Adrian und Eric zogen vor uns weiter. Ihre Herberge lag in etwa 1 3/4 Sunden Entfernung. Milena und meine in etwa 2 Stunden. Auch wir rafften uns auf und liefen gemeinsam weiter. Ich kam recht gut mit ihr mit (sie trug allerdings 13kg auf ihrem Rücken) und so wurde die gelaufene Zeit zwischendurch mit kurzen Gesprächen gefüllt (manchmal war es aufgrund der Anstrengung nicht möglich). Nach ca. 2 Stunden kamen wir an der Herberge vorbei, in der Eric und Adrian abgestiegen waren. Zu unserer Überraschung traf sich dort wohl alles, was zurzeit auf dem Camino unterwegs war: das französische und das englische junge Paar, die Asiatin mit ihrem schwulen Wegbegleiter (beide unfassbar liebe Menschen), einige der jungen Spanier, Sarina, Sophie und natürlich Eric und Adrian. Ich bedaure es sehr, kein Foto dieser bunten und gut gestimmten Truppe gemacht zu haben und hoffe, diese Möglichkeit nochmal zu bekommen. Einigte zelteten direkt vor der Herberge, andere hatten Zimmer genommen. Sie luden uns ein, ebenfalls hier Quartier zu beziehen, aber in Anbetracht der Tatsache, dass wir unsere Unterkunft nicht stornieren konnten und wir außerdem nicht unglücklich waren, die morgige Tour damit etwas abzukürzen, lehnten wir ab und liefen weiter.

Der Rest des Weges war die Hölle! Steil bergab wollten die Schmerzen ihren unltimativen Höhepunkt erreichen. Ich bat Milena vorzulaufen, was sie auch gerne tat, da mein Tempo nichts mehr von wirklicher Fortbewegung hatte. Einige Minuten später erreichte ich dennoch glücklich die sehr saubere und ruhige Herberge. Milena und ich setzten uns etwas später frisch geduscht an einen Tisch, aßen eine Kleinigkeit und gönnten uns ein Radler.
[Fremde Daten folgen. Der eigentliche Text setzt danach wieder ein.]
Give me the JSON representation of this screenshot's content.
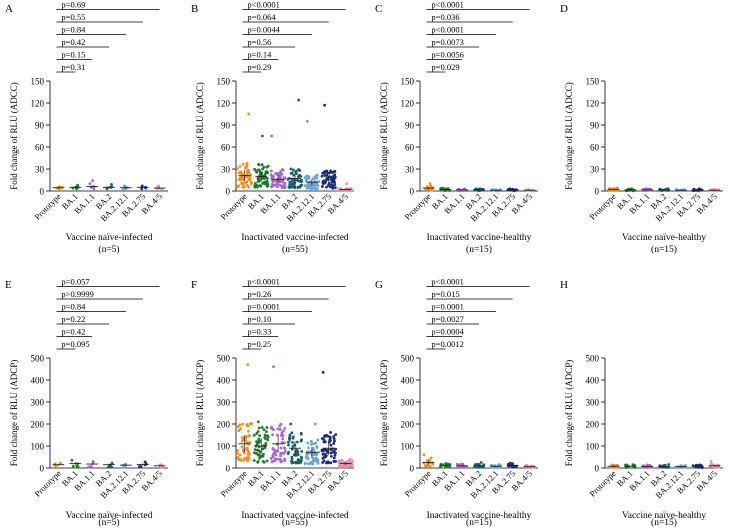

In unserem langen Gespräch stellten sich mehr Gemeinsamkeiten heraus, als ich vermutet hätte. Wir hatten beide schon beim „Free-Climbing“ in Finale Ligure an der Wand gehangen und auch sonst gab es einige Parallelen. Wir sprachen, wie langjährige Freundinnen über sehr private Dinge. Denn,… was auf dem Camino erzählt wird, das bleibt auf dem Camino ☝🏻😉!